Дверь в кухню распахнулась. На пороге возник молодой лейтенант МГБ. В нем Гоцман узнал того самого офицера, который пытался отобрать у Мишки Карася подаренные Жуковым часы.
— Товарищ Арсенин! Пройдемте, пожалуйста, со мной…
Дверь за Арсениным закрылась. Слышно было, как часовой переступил с ноги на ногу, звякнув оружием.
— И вам теперь намылят холку, — усмехнулся Гоцман, обращаясь к Кречетову. — И нам до компании.
— Смотрите, какая интересная штука получается, — пропустив слова Гоцмана мимо ушей, задумчиво заговорил майор. — Поздним вечером, докладывая у Жукова, я предложил ввести суточные пароли на всех складах. Через четыре часа некто капитан Есюк пытался получить оружие. Прокололся на этом пароле, но с боем вырвался. А еще через два часа убивают окружного интенданта и его семью. При этом он пишет рапорт о переводе в другой округ…
— Думаете на Воробьева? — Взгляд Гоцмана сделался острым. — Так он же сам эти пароли вводил!..
— Вот-вот. Пароль сообщники не знают. Вляпываются. Терять им нечего, они бьются до последнего. Их уничтожают. И получается, что банда расхитителей уничтожена. А Воробьев уплывает в Казань. Чистеньким…
Кречетов спрыгнул с подоконника, зашагал по кухне.
— Но не вышло… Бандитам удалось вырваться. А через два часа они отблагодарили товарища генерал-лейтенанта и его семью.
— А на кой к тому изображать самоубийство?
— Не хотели вешать на себя еще одно дело, — предположил следователь.

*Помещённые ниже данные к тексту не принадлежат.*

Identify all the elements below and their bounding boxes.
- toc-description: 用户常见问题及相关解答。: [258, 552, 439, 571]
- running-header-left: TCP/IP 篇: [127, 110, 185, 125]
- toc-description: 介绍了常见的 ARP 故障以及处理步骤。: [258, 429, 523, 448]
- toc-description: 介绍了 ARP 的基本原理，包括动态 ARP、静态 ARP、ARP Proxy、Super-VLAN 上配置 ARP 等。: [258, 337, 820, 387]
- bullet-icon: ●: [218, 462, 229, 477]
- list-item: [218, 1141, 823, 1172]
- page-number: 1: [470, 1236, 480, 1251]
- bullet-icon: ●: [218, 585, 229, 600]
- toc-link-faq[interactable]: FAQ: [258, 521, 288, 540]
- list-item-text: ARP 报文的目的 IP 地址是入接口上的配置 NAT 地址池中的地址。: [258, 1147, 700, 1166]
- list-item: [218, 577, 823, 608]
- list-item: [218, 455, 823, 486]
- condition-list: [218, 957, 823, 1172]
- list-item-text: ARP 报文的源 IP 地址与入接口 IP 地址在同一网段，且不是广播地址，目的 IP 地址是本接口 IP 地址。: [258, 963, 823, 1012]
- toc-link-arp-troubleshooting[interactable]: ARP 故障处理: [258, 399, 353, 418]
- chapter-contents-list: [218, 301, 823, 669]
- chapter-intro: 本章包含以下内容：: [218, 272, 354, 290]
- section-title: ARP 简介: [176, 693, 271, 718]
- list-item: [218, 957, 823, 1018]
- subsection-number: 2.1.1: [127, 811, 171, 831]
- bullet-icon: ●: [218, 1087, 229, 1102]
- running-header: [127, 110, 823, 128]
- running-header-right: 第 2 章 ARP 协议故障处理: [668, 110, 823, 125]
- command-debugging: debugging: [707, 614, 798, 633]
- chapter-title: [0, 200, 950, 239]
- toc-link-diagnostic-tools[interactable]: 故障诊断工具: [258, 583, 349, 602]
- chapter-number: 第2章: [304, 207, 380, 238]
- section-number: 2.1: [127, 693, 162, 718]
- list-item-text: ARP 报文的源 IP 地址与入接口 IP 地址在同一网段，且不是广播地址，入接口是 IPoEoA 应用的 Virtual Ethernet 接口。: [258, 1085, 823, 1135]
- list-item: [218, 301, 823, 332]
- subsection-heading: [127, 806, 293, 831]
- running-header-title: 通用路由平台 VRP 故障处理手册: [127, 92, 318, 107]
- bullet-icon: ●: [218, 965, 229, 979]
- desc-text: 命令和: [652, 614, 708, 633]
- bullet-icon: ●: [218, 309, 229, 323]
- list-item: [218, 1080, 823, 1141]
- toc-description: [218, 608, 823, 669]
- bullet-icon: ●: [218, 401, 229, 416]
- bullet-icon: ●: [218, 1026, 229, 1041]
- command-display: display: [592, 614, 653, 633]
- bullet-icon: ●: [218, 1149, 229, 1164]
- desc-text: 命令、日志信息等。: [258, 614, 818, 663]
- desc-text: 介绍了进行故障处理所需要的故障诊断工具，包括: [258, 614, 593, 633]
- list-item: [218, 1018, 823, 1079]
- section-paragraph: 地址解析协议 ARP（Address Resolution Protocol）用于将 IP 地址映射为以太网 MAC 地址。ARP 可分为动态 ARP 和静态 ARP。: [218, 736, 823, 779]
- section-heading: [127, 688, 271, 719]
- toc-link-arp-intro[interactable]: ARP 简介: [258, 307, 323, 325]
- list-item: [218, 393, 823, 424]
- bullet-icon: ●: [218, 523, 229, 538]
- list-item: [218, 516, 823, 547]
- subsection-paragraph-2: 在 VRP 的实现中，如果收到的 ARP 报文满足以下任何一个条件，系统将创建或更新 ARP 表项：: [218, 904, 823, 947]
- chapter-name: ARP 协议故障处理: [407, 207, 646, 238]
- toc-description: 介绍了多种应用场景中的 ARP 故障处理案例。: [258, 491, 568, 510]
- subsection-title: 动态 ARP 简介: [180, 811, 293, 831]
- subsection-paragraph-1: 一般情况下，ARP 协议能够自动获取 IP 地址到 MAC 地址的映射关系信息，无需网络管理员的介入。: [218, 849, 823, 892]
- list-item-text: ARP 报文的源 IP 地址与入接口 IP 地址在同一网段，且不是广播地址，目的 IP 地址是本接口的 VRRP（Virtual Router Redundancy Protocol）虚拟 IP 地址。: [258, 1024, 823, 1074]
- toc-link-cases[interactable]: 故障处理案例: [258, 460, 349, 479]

Гоцман недоверчиво вытянул губы.
— Ну, сам подумай. — В азарте Кречетов не заметил, как перешел на «ты». — Дом ломится от ценных вещей, а не взяли ничего.
— Той капитан Есюк как выглядел?..
— Усатый, крепкий. Сидел рядом с водителем грузовика, отстреливался из «парабеллума». И хорошо, кстати, отстреливался, в смысле, пятерых солдат охраны положил на месте… Небольшой шрам на виске.
— От здесь? — Палец Гоцмана коснулся виска.
—Да.
Гоцмана удовлетворенно кивнул.
— И все равно шо-то оригинальное совпадение, — произнес он. — Генерал пишет рапорт о переводе в другой округ, оставляет его на столе — и тут же, как по заказу, приходит убийца…
— Хочешь сказать, что Воробьев написал этот рапорт под прицелом пистолета? — с сомнением спросил Кречетов. — Чтобы… мы вот сейчас на него и подумали?..
— Ты в лицо ему смотрел, Виталий?.. — Этим вопросом Гоцман дал понять Кречетову, что принял его обращение на «ты».
— Не успел, — вздохнул тот, — глянул только бумагу на столе. А что?..
— А то, что лицо у покойного искажено страхом, — покачал головой Давид. — Точнее, ужасом. Напугали его сильно… Наверняка сначала убийца застрелил его жену и домработницу, потом, приставив пистолет к виску, заставил написать этот рапорт. А уж потом, под дулом, заставил пересесть в кресло и уж тогда убил. И не из собственного «парабеллума», как женщин, а из генеральского «тэтэшника»…
— Ага, — в тон ему заметил Кречетов, — значит, раздаются два выстрела, потом Воробьев некоторое время соображает, что от него требуется, ищет бумагу, ручку, подбирает слова, пишет, пересаживается в кресло… На все это уходит минут семь как минимум. За это время сюда сбежалось бы полдома. А соседи вызвали милицию, между прочим, услышав один-единственный выстрел.
— Есть такая полезная штука — глушитель — вздохнул Давид. — А соседи услышали ТТ, из которого был убит сам генерал.